Studie : Jammern war gestern

Wenn die ostdeutsche Volkssolidarität über ostdeutsche Befindlichkeit rapportiert, geht es auch 20 Jahre nach dem Mauerfall vor allem um eines: Enttäuschung. Insofern gibt es im Osten nichts Neues. Doch der erste Eindruck täuscht, meint Rainer Woratschka.

Rainer Woratschka

Zu Protokoll gegeben wird das Gefühl, mit denen im Westen nicht aufgeschlossen zu haben, mit den eigenen Fähigkeiten nicht anerkannt worden und – vor allem – sozial zu kurz gekommen zu sein. Stand Juli 2009, nach einer Erhebung des Sozialwissenschaftlichen Forschungszentrums Berlin-Brandenburg im Auftrag der Volkssolidarität: 53 Prozent der Befragten sehen nach wie vor „große Unterschiede“ zwischen Ost und West. 21 Prozent rechnen damit, dass die auch in 50 Jahren noch nicht überwunden sein werden. Und zehn Prozent wollen ihre DDR wiederhaben.

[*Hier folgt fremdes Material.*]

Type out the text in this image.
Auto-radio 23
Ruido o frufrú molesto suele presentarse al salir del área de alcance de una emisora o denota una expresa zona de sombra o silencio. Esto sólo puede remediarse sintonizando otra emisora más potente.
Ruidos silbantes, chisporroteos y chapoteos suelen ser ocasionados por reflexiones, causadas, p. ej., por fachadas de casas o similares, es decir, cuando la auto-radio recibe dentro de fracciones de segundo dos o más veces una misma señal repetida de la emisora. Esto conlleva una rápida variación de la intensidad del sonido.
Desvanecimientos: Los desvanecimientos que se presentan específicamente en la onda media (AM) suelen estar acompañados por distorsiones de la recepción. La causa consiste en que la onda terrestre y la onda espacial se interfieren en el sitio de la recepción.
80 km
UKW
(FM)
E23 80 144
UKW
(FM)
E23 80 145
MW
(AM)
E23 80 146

Insofern: im Osten nichts Neues. Nur jeder Vierte dort empfinde sich inzwischen als „richtiger Bundesbürger“, berichtet Verbandspräsident Gunnar Winkler. 40 Prozent fühlten sich der Republik wenig und zehn Prozent gar nicht verbunden. Positiv angetan gewesen sei eine Mehrzahl der Ostdeutschen nach der Wende zwar vom Waren- und Dienstleistungsangebot, von den Wohn- und Reisemöglichkeiten  sowie der politischen Freiheit. „Schlechter als erwartet“ habe sich jedoch alles rund ums Soziale präsentiert. 41 Prozent hadern mit der Einkommensentwicklung, 44 Prozent mit dem Gesundheitswesen, 51 Prozent mit sozialer Sicherheit und Gerechtigkeit sowie 54 Prozent mit der Nichtangleichung von Lebensverhältnissen.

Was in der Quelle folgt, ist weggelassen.